As to the corporate world -- since corporations, in reality, pay no taxes (they pass it on), it makes sense, at the theoretical level, not to tax them. However, this is the real world, and since we all know corporations are persons in the eyes of the law (thank you John Marshall), they should pay something towards the country that allows them to practice capitalism. But let's have one set of books, not two.
 
Re: Strands in the Tapestry: the Business, Economics, and Tax Policy Thread

Some useful historical perspective from economist Peter Schiff:

In 1958, the top 3% of taxpayers earned 14.7% of all adjusted gross income and paid 29.2% of all federal income taxes.
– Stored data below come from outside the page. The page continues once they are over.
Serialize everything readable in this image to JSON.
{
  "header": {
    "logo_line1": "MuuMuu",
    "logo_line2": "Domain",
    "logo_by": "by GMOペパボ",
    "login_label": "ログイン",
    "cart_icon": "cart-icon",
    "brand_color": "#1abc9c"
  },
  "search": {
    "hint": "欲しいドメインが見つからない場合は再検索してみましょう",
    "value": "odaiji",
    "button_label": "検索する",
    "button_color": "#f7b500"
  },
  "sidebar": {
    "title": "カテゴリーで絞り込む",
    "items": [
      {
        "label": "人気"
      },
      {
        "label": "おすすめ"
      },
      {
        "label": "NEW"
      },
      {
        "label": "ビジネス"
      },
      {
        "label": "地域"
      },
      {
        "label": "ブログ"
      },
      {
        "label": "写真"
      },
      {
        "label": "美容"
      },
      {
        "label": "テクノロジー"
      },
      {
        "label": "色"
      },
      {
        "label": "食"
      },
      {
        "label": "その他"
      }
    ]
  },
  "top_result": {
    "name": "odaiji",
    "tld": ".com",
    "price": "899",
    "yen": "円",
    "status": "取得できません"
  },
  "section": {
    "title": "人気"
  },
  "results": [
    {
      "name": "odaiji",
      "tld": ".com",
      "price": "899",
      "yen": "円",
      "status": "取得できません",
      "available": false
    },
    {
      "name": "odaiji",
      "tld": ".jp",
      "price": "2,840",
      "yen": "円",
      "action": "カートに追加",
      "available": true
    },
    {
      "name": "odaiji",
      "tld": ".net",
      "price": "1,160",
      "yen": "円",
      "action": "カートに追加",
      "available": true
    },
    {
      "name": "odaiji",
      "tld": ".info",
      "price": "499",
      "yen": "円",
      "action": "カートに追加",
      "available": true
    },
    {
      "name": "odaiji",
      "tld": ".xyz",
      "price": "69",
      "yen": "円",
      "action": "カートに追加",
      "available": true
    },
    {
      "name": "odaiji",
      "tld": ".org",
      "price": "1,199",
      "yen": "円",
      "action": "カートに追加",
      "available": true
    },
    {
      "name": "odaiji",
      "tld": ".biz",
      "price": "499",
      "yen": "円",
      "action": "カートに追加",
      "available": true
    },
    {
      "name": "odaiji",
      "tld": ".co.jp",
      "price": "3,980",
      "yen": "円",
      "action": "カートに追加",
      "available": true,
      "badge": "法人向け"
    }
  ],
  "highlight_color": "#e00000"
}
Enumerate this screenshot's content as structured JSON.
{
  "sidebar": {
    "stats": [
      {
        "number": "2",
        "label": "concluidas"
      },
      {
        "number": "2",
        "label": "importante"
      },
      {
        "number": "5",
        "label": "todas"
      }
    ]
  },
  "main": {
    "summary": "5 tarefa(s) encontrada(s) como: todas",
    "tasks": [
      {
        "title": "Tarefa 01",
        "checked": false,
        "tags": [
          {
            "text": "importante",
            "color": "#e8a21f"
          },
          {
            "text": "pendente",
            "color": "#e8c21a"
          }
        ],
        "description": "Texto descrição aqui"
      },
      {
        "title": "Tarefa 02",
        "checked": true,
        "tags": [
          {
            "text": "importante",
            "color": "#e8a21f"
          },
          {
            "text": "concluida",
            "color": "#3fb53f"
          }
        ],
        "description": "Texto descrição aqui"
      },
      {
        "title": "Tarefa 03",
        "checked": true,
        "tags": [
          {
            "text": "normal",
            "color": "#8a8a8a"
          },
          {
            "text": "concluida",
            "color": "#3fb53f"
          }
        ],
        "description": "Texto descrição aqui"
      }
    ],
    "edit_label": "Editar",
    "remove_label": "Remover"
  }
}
In 2010, the top 3% earned 27.2% of adjusted gross income and their share of all federal taxes rose proportionally, to 51%.

So if the top marginal tax rate has fallen to 35% from 91%, how in the world has the tax burden on the wealthy remained roughly the same? Two factors are responsible. Lower- and middle-income workers now bear a significantly lighter burden than in the past. And the confiscatory top marginal rates of the 1950s were essentially symbolic—very few actually paid them. In reality the vast majority of top earners faced lower effective rates than they do today. [emphasis added]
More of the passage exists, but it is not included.